Het hemelwater wordt bij voorkeur op eigen terrein verwerkt. Er is in het huidige planvoornemen geen verplichting tot watercompensatie voor de toename in verharding. Dit wordt wel geadviseerd. Bij eventuele wijzigingen van het plan dient de toekomstige verharding herberekend te worden, waarna eventuele compensatie dient plaatst te vinden via het graven van oppervlaktewater. In het planvoornemen wordt ter compensatie van de toename aan verhard oppervlak noordwestelijk de bestaande watergang doorgetrokken.
In het planvoornemen is noordwestelijk nieuw open water en een nieuwe ontsluiting naar de oostelijk gelegen Weidezoom opgenomen. Indien voldaan wordt aan de voorwaarden zoals opgenomen in Algemene regel 1 en 4 van de Keur: ‘Het graven, verbreden en verlengen van oppervlaktewaterlichamen en Het aanbrengen van een dam met duiker in oppervlaktewaterlichamen met de functie overige watergang’, volstaat een melding. Indien niet voldaan wordt, dient een vergunning aangevraagd te worden.
Door de aanleg van een gescheiden stelsel, de kleine verhardingstoename, het bijkomend oppervlaktewater en door rekening te houden met de genoemde aandachtspunten wordt hydrologisch gezien positief ontwikkeld en is geen wateroverlast te verwachten door de voorgenomen planontwikkeling. Bij het definitieve bouwplan dient de eventuele watercompensatie herberekend en opgenomen te zijn. Het omliggend terrein dient zo aangelegd te worden dat het hemelwater net als bestaand afstroomt naar het omliggend oppervlaktewater.

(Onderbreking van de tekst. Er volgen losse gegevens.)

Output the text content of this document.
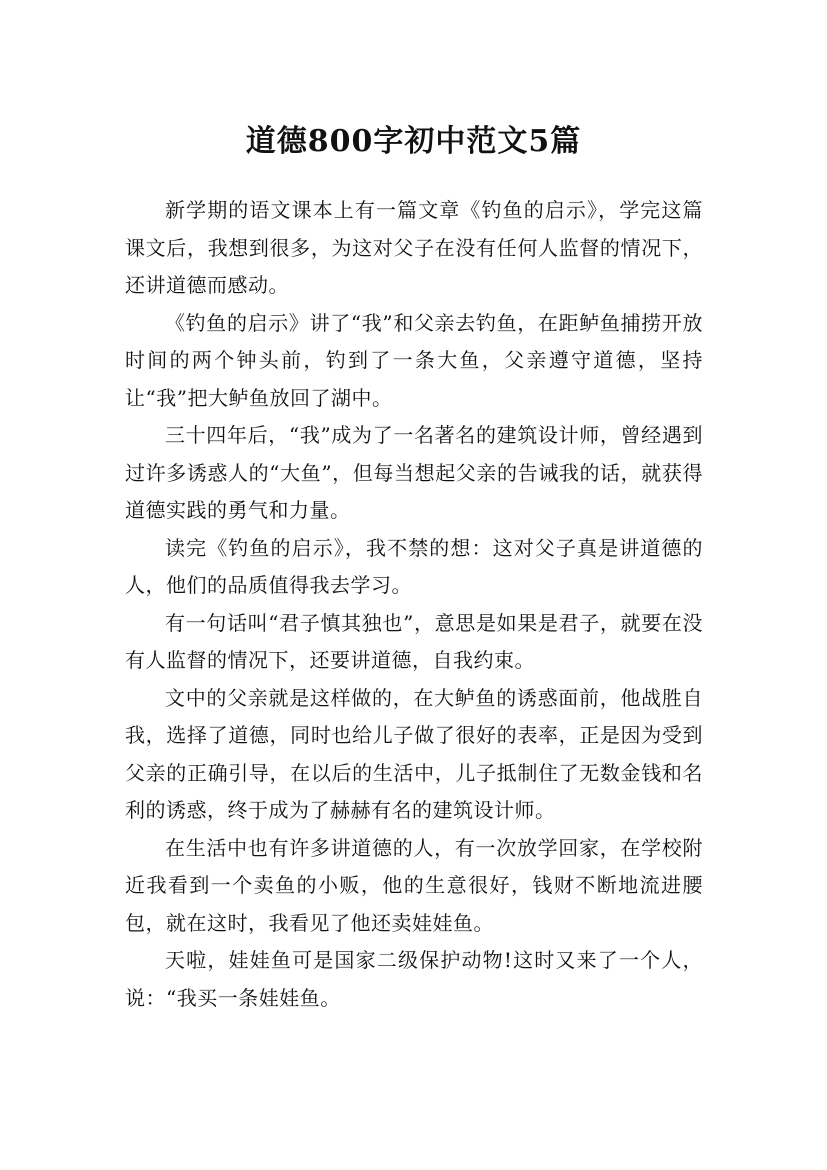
道德800字初中范文5篇

新学期的语文课本上有一篇文章《钓鱼的启示》，学完这篇课文后，我想到很多，为这对父子在没有任何人监督的情况下，还讲道德而感动。

《钓鱼的启示》讲了“我”和父亲去钓鱼，在距鲈鱼捕捞开放时间的两个钟头前，钓到了一条大鱼，父亲遵守道德，坚持让“我”把大鲈鱼放回了湖中。

三十四年后，“我”成为了一名著名的建筑设计师，曾经遇到过许多诱惑人的“大鱼”，但每当想起父亲的告诫我的话，就获得道德实践的勇气和力量。

读完《钓鱼的启示》，我不禁的想：这对父子真是讲道德的人，他们的品质值得我去学习。

有一句话叫“君子慎其独也”，意思是如果是君子，就要在没有人监督的情况下，还要讲道德，自我约束。

文中的父亲就是这样做的，在大鲈鱼的诱惑面前，他战胜自我，选择了道德，同时也给儿子做了很好的表率，正是因为受到父亲的正确引导，在以后的生活中，儿子抵制住了无数金钱和名利的诱惑，终于成为了赫赫有名的建筑设计师。

在生活中也有许多讲道德的人，有一次放学回家，在学校附近我看到一个卖鱼的小贩，他的生意很好，钱财不断地流进腰包，就在这时，我看见了他还卖娃娃鱼。

天啦，娃娃鱼可是国家二级保护动物!这时又来了一个人，说：“我买一条娃娃鱼。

Eventueel benodigde vergunningen voor een bronnering of werkzaamheden in (de buurt van) een watergang), worden niet middels deze waterparagraaf geregeld en zullen via daarvoor bedoelde procedures (Omgevingsloket) verkregen moeten worden.
Geconcludeerd kan worden dat het aspect water geen belemmering vormt voor de beoogde ontwikkeling.